Poster
in
Workshop: Foundation Models for Science: Progress, Opportunities, and Challenges
SciLitLLM: How to Adapt LLMs for Scientific Literature Understanding
Sihang Li · Jin Huang · Jiaxi Zhuang · Yaorui Shi · Cai Xiaochen · Mingjun Xu · Xiang Wang · Linfeng Zhang · Guolin Ke · Hengxing Cai
Keywords: [ Pre-training ] [ Large Language Model ] [ Scientific Literature Understanding ] [ Supervised Fine-tuning ]

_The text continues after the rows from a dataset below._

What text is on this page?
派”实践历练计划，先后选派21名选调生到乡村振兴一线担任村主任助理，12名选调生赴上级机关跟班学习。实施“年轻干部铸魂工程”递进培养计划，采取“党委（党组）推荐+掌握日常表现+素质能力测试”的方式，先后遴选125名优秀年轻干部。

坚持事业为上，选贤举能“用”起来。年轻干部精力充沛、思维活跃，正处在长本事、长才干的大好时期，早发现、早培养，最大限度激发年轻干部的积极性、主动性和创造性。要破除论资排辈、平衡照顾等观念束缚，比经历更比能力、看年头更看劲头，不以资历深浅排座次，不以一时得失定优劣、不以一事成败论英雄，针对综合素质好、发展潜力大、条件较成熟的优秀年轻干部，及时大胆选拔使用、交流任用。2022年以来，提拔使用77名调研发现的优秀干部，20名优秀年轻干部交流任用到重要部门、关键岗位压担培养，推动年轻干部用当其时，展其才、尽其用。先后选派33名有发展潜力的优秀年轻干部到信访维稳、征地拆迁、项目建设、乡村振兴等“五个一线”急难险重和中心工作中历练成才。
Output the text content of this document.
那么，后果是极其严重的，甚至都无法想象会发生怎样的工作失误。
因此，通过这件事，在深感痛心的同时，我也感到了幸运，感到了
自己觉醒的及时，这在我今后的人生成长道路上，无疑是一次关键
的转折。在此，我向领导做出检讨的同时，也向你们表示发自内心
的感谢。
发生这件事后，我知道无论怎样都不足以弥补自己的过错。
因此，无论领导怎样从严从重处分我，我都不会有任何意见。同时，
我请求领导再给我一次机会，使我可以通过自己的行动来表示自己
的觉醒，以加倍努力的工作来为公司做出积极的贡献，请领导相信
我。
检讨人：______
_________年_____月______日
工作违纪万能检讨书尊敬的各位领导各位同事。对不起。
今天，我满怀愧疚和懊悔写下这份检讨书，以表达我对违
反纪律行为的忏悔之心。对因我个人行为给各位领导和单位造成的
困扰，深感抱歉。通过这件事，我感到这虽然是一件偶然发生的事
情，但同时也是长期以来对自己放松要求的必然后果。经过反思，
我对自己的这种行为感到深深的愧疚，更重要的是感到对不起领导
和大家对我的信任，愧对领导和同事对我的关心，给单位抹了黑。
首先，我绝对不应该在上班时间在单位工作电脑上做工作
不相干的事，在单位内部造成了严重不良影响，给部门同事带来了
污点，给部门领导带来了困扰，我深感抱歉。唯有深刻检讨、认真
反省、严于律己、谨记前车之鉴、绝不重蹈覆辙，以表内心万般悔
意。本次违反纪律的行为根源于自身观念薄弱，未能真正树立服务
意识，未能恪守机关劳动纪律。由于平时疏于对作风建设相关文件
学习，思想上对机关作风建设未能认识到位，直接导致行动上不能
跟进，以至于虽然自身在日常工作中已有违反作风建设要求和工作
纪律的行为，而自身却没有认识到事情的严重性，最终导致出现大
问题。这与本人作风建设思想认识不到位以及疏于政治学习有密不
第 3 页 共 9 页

Scientific literature understanding is a crucial task to extract targeted information and garner insights from scientific documents. Despite the success of Large Language Models (LLMs), they face challenges in scientific literature understanding due to two reasons: (1) insufficient scientific knowledge and (2) unfamiliarity with specialized tasks. To address this, we propose a hybrid strategy combining continual pre-training (CPT) and supervised fine-tuning (SFT) to enhance domain knowledge and instruction-following capabilities. Our approach tackles two key challenges: constructing high-quality CPT corpora and generating diverse SFT instructions. We address these challenges through a meticulous pipeline including PDF extraction, content correction, filtering, and synthetic instruction generation. Applying this strategy, we introduce SciLitLLM, a suite of LLMs tailored for scientific literature understanding. Specifically, the 7B model shows an average performance improvement of 3.6% on SciAssess and 10.1% on SciRIFF compared to leading LLMs with fewer than 15B parameters. Additionally, the 72B model, trained using QLoRA, achieves state-of-the-art performance among widely adopted open-source models.Our contributions are threefold: (1) We present an effective framework that inte- grates CPT and SFT to adapt LLMs to scientific literature understanding, which can also be easily adapted to other domains. (2) We propose an LLM-based synthesis method to generate diverse and high-quality scientific instructions, resulting in a new instruction set – SciLitIns – for supervised fine-tuning in less-represented scientific domains. (3) SciLitLLM achieves promising performance improvements on scientific literature understanding benchmarks. Our models are available anonymously. Code and data will be released after administrative procedure.